The mantra has been “Trust the Experts.”

Not consult the experts, not evaluate the experts.

Not even trust but verify.

Just believe. Obey them.

But what happens if experts are wrong?

As unthinkable as it is in the current climate of opinion, experts do get it wrong sometimes.

David Mamet, the Pulitzer Prize-winning American playwright (“Glengarry Glen Ross” and “American Buffalo”), who lost friends among the literati when he confessed to a shift to the right,  addresses this  question in a New York Times op-ed headlined “When the Experts Fail, Everyone Else Pays the Price.”

Ours is not the first age in which experts have been believed implicitly and their ideas acted upon, even if the tentative results appear destructive. Trofim Lysenko was an expert’s expert:

Or consider Joseph Stalin’s science adviser, Trofim Lysenko. He, too, had complete access to the boss. He believed that plants, like good Communists, could be educated—that peas and wheat could be trained to grow in winter. The Soviet ministry of agriculture, acting on Lysenko’s bogus theories, managed to ruin crops all over Eurasia and starve as many as 10 million people. Later his ideas influenced agriculture policy in Mao’s China and killed several million more. 

Lysenko was a talented flatterer. He outlived Stalin and Nikita Khrushchev, dying peacefully in 1976.

Prof. Frederick Lindemann was a talented flatterer, who early in Sir Winston Churchill’s career exercised influence. Lindemann pooh-poohed the notion of radar or that the Germans were developing innovations in bombing that would lead to the V-2. His influence could have been more destructive.

Mamet writes:

Most recently we have Covid-19. The New England Journal of Medicine reports that masks are useless outside health-care facilities, that there is little possibility of catching the virus from a “passing interaction in a public place.” Happy news, save that they, one week later, issued a squishy semiretraction, saying, in effect, “It couldn’t hurt.” 

What could the shutdown hurt? A pandemic was allowed to destroy the American economy. Tens of millions are driven out of work, cover their faces, and walk down the streets in fear of their neighbors.

A friend owns a restaurant. He is going broke. He had seating outside, but winter approaches and heaters are back-ordered until next spring. He is holding on. One is “permitted” to sit at his tables and eat without a mask. Indeed, how would one eat while wearing one?

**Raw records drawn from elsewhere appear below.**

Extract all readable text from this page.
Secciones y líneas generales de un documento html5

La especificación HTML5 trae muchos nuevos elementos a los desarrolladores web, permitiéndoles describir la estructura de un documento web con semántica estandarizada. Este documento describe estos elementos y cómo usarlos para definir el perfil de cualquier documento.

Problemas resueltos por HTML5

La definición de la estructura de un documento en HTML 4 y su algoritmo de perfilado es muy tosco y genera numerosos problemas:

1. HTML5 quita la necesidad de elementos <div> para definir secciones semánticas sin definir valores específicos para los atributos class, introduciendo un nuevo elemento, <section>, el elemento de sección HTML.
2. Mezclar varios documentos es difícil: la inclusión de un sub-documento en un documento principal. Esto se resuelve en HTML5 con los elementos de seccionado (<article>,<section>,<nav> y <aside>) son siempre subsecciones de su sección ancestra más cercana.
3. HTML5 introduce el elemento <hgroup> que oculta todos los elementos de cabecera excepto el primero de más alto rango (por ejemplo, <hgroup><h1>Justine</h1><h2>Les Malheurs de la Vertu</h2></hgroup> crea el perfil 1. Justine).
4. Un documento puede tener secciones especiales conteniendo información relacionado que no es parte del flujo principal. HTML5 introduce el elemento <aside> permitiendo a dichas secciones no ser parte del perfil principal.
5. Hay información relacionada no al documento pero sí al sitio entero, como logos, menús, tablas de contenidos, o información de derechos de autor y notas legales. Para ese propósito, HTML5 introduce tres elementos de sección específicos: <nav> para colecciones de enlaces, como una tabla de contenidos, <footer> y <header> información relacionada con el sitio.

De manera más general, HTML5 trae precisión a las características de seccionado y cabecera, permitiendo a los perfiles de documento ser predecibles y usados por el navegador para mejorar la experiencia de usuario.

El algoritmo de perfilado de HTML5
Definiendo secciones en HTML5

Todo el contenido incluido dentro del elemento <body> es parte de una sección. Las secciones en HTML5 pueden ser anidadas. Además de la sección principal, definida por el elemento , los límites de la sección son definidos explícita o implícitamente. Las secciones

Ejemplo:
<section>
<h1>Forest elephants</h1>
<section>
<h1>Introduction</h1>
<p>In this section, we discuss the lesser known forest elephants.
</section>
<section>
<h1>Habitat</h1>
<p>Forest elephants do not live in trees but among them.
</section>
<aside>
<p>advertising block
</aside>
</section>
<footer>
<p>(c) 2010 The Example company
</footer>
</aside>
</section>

Does the virus know that one is sitting down?

It is a terrific op-ed and I urge you to read it.

Mamet doesn’t address one issue that I find outrageous: when arbitrary rules are imposed on people, no scientific reason is given. Do scientists give reasons why 8 people at dinner are okay, but 9 aren’t? The issue of our liberties is also insufficiently addressed.

We have embraced a no-debate standard. We also have adopted “favorite” experts. A heretical expert must be banished. Some experts are better than others! But this is not the scientific method, which relies on new discoveries and discordant ideas. It also rejects the citizenry’s rights to be given specific reasons for specific rules. In a democracy, the notion of blind obedience should be alarming.

Those who cry “Science!” the loudest have forgotten that science is always tentative, ready to change with the newest truth to be discovered. They seem to want to turn “science” into religion.

I’ll bet there were voices raised against Lysenko that went unheard.

How about we consider the experts, winnowing information, and factoring in relevant concerns?